The Ides of March have come and gone, but not the Oregon Legislature, it keeps right on rolling.
This week, the House is serving up foreclosure reform and nurse parity to ensure equal pay for equal work. The Ways & Means subcommittees are going to start working through the budgets, too.
I suspect we'll continue to still see a fundamental contrast between the budget priorities of the Democrats and the Republicans. The elephant in the room continues to be PERS--and it's practically all the Republicans talk about. The GOP have sponsored three dozen bills to "fix" PERS.. They seem thrilled to chomp away at benefits for middle to low income retirees. The Oregonian seems eager to cast this as Democrats being afraid to "cross unions". But it's much deeper than that...and it's too bad that the paper isn't more thoughtful in it's reporting. "Crossing unions" isn't the issue. Many, many people in Oregon worked to earn their retirement. They count on it to take care of themselves. Not to mention the fact that the Oregon economy needs these consumers to spend that money..injecting it into local economies. Right now, PERS is causing a serious strain on the budget. But as the state climbs out of recession and revenues climb, that's less of a problem. It's seems ludicrous to take a sledgehammer to the problem when a short-term scalpel fix will do.

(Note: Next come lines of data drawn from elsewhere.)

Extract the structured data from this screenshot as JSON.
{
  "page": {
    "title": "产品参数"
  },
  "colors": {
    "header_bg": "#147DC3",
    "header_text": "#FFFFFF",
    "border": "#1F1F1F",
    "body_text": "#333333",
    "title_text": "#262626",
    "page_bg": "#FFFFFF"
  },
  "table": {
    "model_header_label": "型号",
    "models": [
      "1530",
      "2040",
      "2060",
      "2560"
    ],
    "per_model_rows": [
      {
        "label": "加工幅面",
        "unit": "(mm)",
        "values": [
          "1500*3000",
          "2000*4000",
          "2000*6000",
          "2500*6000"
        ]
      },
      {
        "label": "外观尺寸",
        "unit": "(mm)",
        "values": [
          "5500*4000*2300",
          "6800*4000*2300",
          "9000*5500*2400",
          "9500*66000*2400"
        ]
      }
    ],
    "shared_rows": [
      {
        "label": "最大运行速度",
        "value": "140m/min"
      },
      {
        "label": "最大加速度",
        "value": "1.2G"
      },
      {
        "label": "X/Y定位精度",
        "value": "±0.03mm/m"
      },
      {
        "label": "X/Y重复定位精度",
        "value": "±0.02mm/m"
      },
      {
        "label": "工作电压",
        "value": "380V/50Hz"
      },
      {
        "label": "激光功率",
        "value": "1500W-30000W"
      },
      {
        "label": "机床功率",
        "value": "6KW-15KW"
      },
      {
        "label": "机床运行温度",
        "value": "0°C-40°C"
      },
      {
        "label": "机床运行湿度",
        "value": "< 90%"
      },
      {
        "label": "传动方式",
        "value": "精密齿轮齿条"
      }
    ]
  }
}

And that's where you're going to see the main difference between the Dems and the GOP going forward. Are we going to take a long term swipe at the elderly who earned their retirement or are we going to eliminate tax expenditures and giveaways that aren't paying off...and will we ever get comprehensive tax reform in Oregon?

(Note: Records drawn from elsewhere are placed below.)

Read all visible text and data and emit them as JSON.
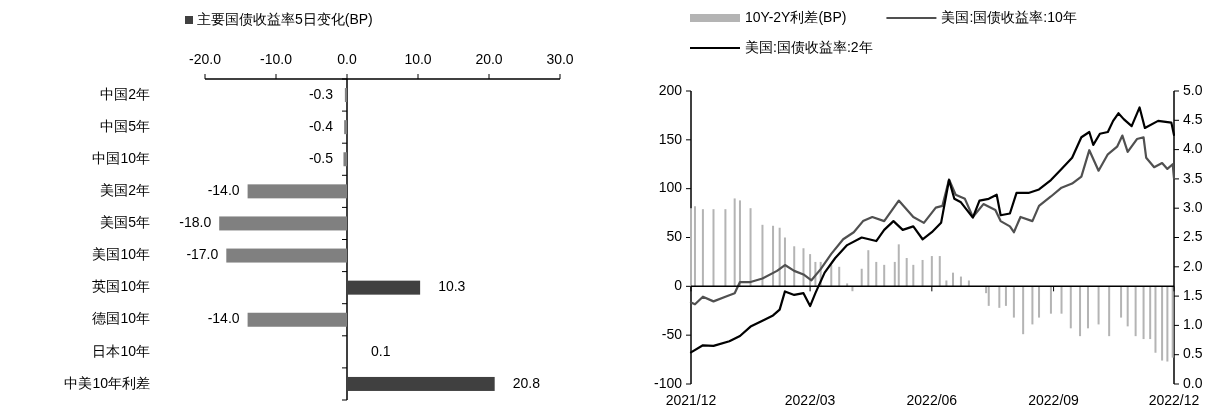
{
  "chart_data": [
    {
      "type": "bar",
      "orientation": "horizontal",
      "legend": "top",
      "categories": [
        "中国2年",
        "中国5年",
        "中国10年",
        "美国2年",
        "美国5年",
        "美国10年",
        "英国10年",
        "德国10年",
        "日本10年",
        "中美10年利差"
      ],
      "xlim": [
        -20,
        30
      ],
      "xticks": [
        {
          "value": -20,
          "label": "-20.0"
        },
        {
          "value": -10,
          "label": "-10.0"
        },
        {
          "value": 0,
          "label": "0.0"
        },
        {
          "value": 10,
          "label": "10.0"
        },
        {
          "value": 20,
          "label": "20.0"
        },
        {
          "value": 30,
          "label": "30.0"
        }
      ],
      "series": [
        {
          "name": "主要国债收益率5日变化(BP)",
          "color": "#404040",
          "values": [
            -0.3,
            -0.4,
            -0.5,
            -14.0,
            -18.0,
            -17.0,
            10.3,
            -14.0,
            0.1,
            20.8
          ],
          "colors": [
            "#808080",
            "#808080",
            "#808080",
            "#808080",
            "#808080",
            "#808080",
            "#404040",
            "#808080",
            "#404040",
            "#404040"
          ],
          "value_labels": [
            "-0.3",
            "-0.4",
            "-0.5",
            "-14.0",
            "-18.0",
            "-17.0",
            "10.3",
            "-14.0",
            "0.1",
            "20.8"
          ]
        }
      ]
    },
    {
      "type": "bar",
      "legend": "top",
      "xlim": [
        "2021-12-01",
        "2022-12-01"
      ],
      "xticks": [
        {
          "value": "2021-12-01",
          "label": "2021/12"
        },
        {
          "value": "2022-03-01",
          "label": "2022/03"
        },
        {
          "value": "2022-06-01",
          "label": "2022/06"
        },
        {
          "value": "2022-09-01",
          "label": "2022/09"
        },
        {
          "value": "2022-12-01",
          "label": "2022/12"
        }
      ],
      "ylim": [
        -100,
        200
      ],
      "yticks": [
        -100,
        -50,
        0,
        50,
        100,
        150,
        200
      ],
      "y2lim": [
        0,
        5
      ],
      "y2ticks": [
        {
          "value": 0,
          "label": "0.0"
        },
        {
          "value": 0.5,
          "label": "0.5"
        },
        {
          "value": 1,
          "label": "1.0"
        },
        {
          "value": 1.5,
          "label": "1.5"
        },
        {
          "value": 2,
          "label": "2.0"
        },
        {
          "value": 2.5,
          "label": "2.5"
        },
        {
          "value": 3,
          "label": "3.0"
        },
        {
          "value": 3.5,
          "label": "3.5"
        },
        {
          "value": 4,
          "label": "4.0"
        },
        {
          "value": 4.5,
          "label": "4.5"
        },
        {
          "value": 5,
          "label": "5.0"
        }
      ],
      "series": [
        {
          "type": "bar",
          "name": "10Y-2Y利差(BP)",
          "color": "#b4b4b4",
          "x": [
            "2021-12-01",
            "2021-12-04",
            "2021-12-10",
            "2021-12-18",
            "2021-12-27",
            "2022-01-03",
            "2022-01-07",
            "2022-01-15",
            "2022-01-24",
            "2022-02-01",
            "2022-02-06",
            "2022-02-10",
            "2022-02-17",
            "2022-02-24",
            "2022-03-01",
            "2022-03-05",
            "2022-03-09",
            "2022-03-17",
            "2022-03-23",
            "2022-03-29",
            "2022-04-02",
            "2022-04-09",
            "2022-04-14",
            "2022-04-20",
            "2022-04-26",
            "2022-05-04",
            "2022-05-07",
            "2022-05-13",
            "2022-05-18",
            "2022-05-25",
            "2022-06-01",
            "2022-06-07",
            "2022-06-12",
            "2022-06-17",
            "2022-06-23",
            "2022-06-29",
            "2022-07-12",
            "2022-07-14",
            "2022-07-22",
            "2022-07-27",
            "2022-08-02",
            "2022-08-09",
            "2022-08-16",
            "2022-08-21",
            "2022-08-30",
            "2022-09-07",
            "2022-09-14",
            "2022-09-21",
            "2022-09-27",
            "2022-10-05",
            "2022-10-13",
            "2022-10-22",
            "2022-10-27",
            "2022-11-02",
            "2022-11-08",
            "2022-11-13",
            "2022-11-17",
            "2022-11-22",
            "2022-11-26",
            "2022-11-30"
          ],
          "values": [
            80,
            82,
            79,
            79,
            79,
            90,
            88,
            80,
            63,
            62,
            60,
            50,
            41,
            39,
            33,
            25,
            25,
            22,
            20,
            3,
            -5,
            18,
            37,
            25,
            22,
            25,
            43,
            29,
            22,
            27,
            31,
            31,
            6,
            14,
            10,
            6,
            -7,
            -20,
            -22,
            -20,
            -32,
            -49,
            -39,
            -32,
            -28,
            -28,
            -43,
            -51,
            -43,
            -39,
            -51,
            -32,
            -41,
            -51,
            -54,
            -54,
            -68,
            -76,
            -77,
            -73
          ]
        },
        {
          "type": "line",
          "axis": "y2",
          "name": "美国:国债收益率:10年",
          "color": "#505050",
          "x": [
            "2021-12-01",
            "2021-12-04",
            "2021-12-10",
            "2021-12-18",
            "2021-12-27",
            "2022-01-03",
            "2022-01-07",
            "2022-01-15",
            "2022-01-24",
            "2022-02-04",
            "2022-02-10",
            "2022-02-17",
            "2022-02-24",
            "2022-03-02",
            "2022-03-09",
            "2022-03-17",
            "2022-03-26",
            "2022-04-03",
            "2022-04-10",
            "2022-04-17",
            "2022-04-26",
            "2022-05-07",
            "2022-05-18",
            "2022-05-26",
            "2022-06-04",
            "2022-06-09",
            "2022-06-14",
            "2022-06-19",
            "2022-06-26",
            "2022-07-02",
            "2022-07-10",
            "2022-07-19",
            "2022-07-23",
            "2022-07-30",
            "2022-08-02",
            "2022-08-07",
            "2022-08-16",
            "2022-08-21",
            "2022-08-30",
            "2022-09-07",
            "2022-09-15",
            "2022-09-22",
            "2022-09-28",
            "2022-10-05",
            "2022-10-12",
            "2022-10-19",
            "2022-10-23",
            "2022-10-27",
            "2022-11-03",
            "2022-11-08",
            "2022-11-10",
            "2022-11-16",
            "2022-11-22",
            "2022-11-26",
            "2022-11-30",
            "2022-12-01"
          ],
          "values": [
            1.39,
            1.36,
            1.49,
            1.41,
            1.49,
            1.55,
            1.74,
            1.74,
            1.8,
            1.93,
            2.03,
            1.93,
            1.87,
            1.77,
            1.96,
            2.22,
            2.47,
            2.59,
            2.78,
            2.85,
            2.78,
            3.13,
            2.85,
            2.75,
            3.01,
            3.04,
            3.49,
            3.23,
            3.16,
            2.85,
            3.07,
            2.97,
            2.78,
            2.69,
            2.59,
            2.85,
            2.78,
            3.04,
            3.2,
            3.35,
            3.42,
            3.54,
            3.99,
            3.64,
            3.92,
            4.05,
            4.24,
            3.96,
            4.18,
            4.21,
            3.86,
            3.7,
            3.77,
            3.67,
            3.75,
            3.51
          ]
        },
        {
          "type": "line",
          "axis": "y2",
          "name": "美国:国债收益率:2年",
          "color": "#000000",
          "x": [
            "2021-12-01",
            "2021-12-10",
            "2021-12-18",
            "2021-12-30",
            "2022-01-07",
            "2022-01-15",
            "2022-01-24",
            "2022-02-01",
            "2022-02-06",
            "2022-02-10",
            "2022-02-17",
            "2022-02-24",
            "2022-03-01",
            "2022-03-05",
            "2022-03-12",
            "2022-03-20",
            "2022-03-29",
            "2022-04-09",
            "2022-04-20",
            "2022-04-26",
            "2022-05-03",
            "2022-05-10",
            "2022-05-18",
            "2022-05-25",
            "2022-06-01",
            "2022-06-08",
            "2022-06-14",
            "2022-06-18",
            "2022-06-23",
            "2022-07-02",
            "2022-07-07",
            "2022-07-14",
            "2022-07-20",
            "2022-07-23",
            "2022-07-30",
            "2022-08-04",
            "2022-08-13",
            "2022-08-21",
            "2022-08-30",
            "2022-09-07",
            "2022-09-15",
            "2022-09-22",
            "2022-09-28",
            "2022-10-01",
            "2022-10-06",
            "2022-10-12",
            "2022-10-16",
            "2022-10-20",
            "2022-10-24",
            "2022-10-30",
            "2022-11-05",
            "2022-11-09",
            "2022-11-19",
            "2022-11-29",
            "2022-12-01"
          ],
          "values": [
            0.54,
            0.66,
            0.65,
            0.73,
            0.82,
            0.98,
            1.08,
            1.17,
            1.27,
            1.58,
            1.52,
            1.55,
            1.33,
            1.55,
            1.9,
            2.15,
            2.37,
            2.5,
            2.44,
            2.63,
            2.78,
            2.63,
            2.69,
            2.47,
            2.59,
            2.75,
            3.48,
            3.16,
            3.1,
            2.84,
            3.13,
            3.16,
            3.23,
            2.88,
            2.91,
            3.26,
            3.26,
            3.32,
            3.48,
            3.67,
            3.86,
            4.21,
            4.3,
            4.08,
            4.27,
            4.3,
            4.49,
            4.62,
            4.52,
            4.4,
            4.72,
            4.37,
            4.49,
            4.46,
            4.25
          ]
        }
      ]
    }
  ]
}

Would that the Republicans were so interested to chomp away at benefits for those who are already thriving under the many tax expenditures and giveaways. But I digress.

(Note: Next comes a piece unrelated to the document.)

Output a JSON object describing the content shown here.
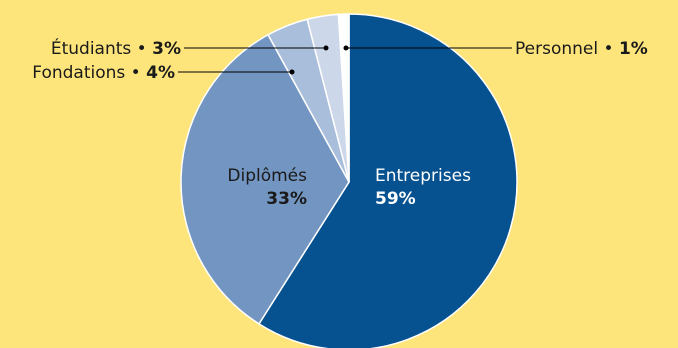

Today the Senate Environment Committee will have the first hearing to remove the sunset from the Clean Fuels Program (Low Carbon Fuel Standard). Tuition Equity gets its first hearing in the Senate Education Committee on Tuesday. On Wednesday, the Senate Judiciary Committee will hear an amended proposal to regulate drones in Oregon airspace.
I find the drone discussion especially interesting, given that the Federal Aviation Administration estimated that 10,000 drones will be in use in U.S. airspace within the next five years. Others have estimated the number at two or three times, that amount.
Look for the Senate to move out a bill on foreclosure reform this week as well.